You know the feeling.
You’re sitting at your desk as the clock ticks toward 5 pm. There’s a half-drunk, lukewarm coffee on your desk and a blinking cursor on the computer screen in front of you.
As you get ready to pack your bag and head home, you think to yourself:
What did I actually accomplish today?
But the answer eludes you.
You sent some emails. You attended some meetings. You shuffled some slides around in a PowerPoint deck. You had lunch with a colleague. You made some phone calls. But there’s little trace of tangible achievement.
You go home, only to return the next day to rinse and repeat, ending the day with the same nagging feeling of, I’m not sure what I accomplished today.
This is the plight of the modern knowledge worker. It stems in part from a false expectation—that the output of a knowledge worker should resemble that of a manual worker.
If you’re a manual worker on an assembly line, you’re producing tangible goods.

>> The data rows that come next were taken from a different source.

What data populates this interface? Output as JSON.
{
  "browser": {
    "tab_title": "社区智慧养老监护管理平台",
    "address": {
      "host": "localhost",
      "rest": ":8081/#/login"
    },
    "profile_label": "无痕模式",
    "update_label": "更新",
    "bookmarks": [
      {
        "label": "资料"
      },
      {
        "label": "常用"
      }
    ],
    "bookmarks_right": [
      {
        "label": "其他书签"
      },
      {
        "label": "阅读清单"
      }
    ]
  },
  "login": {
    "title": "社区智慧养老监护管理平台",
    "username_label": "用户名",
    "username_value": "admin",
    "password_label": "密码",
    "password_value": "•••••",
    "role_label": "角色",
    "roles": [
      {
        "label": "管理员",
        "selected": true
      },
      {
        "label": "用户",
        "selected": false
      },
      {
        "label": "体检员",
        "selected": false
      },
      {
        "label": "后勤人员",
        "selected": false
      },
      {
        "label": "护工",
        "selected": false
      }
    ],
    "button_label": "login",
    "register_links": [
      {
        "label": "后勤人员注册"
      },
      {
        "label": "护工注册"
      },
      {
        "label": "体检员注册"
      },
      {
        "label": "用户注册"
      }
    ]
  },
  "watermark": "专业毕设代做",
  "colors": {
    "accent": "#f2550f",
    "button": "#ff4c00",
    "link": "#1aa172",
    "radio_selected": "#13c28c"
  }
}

Your outputs are the steel rods, the appliances, and the widgets you help assemble. In manual work, input translates to output, often in a nice linear line.
But the output of a modern knowledge worker is hard to measure. Knowledge workers assemble decisions. They sell influence. They make change happen.
There’s often a long lag between the input of a knowledge worker and the output. They may work for days, weeks, months—and even years—without seeing anything that can be quantified.
Despite these fundamental differences, we try to fit the square peg (the knowledge worker) into the round hole (the manual worker). Businesses treat knowledge workers like manual workers on assembly lines, mistakenly believing that innovation will magically happen if employees repeatedly perform the same processes and routine tasks.
Consider writing. Creativity requires connecting the dots, and connecting the dots requires allowing time for my subconscious to consolidate my ideas and make associations. This means that, from time to time, I need to just stare out the window and do nothing.
This doesn’t feel productive, even though it is. But when I measure my output by the number of words I moved down the assembly line, I don’t feel like I accomplished anything and feel lousy as a result.
Stop treating knowledge work as manual work. Instead of measuring success by irrelevant or arbitrary metrics, ask yourself, Did I contribute today?
Did you advance the conversation? Did you solve a problem? Did you come up with a good idea? Did you help a colleague or a client?
These may seem like small things.
But as Bruce Springsteen reminds us, from small things, big things one day come.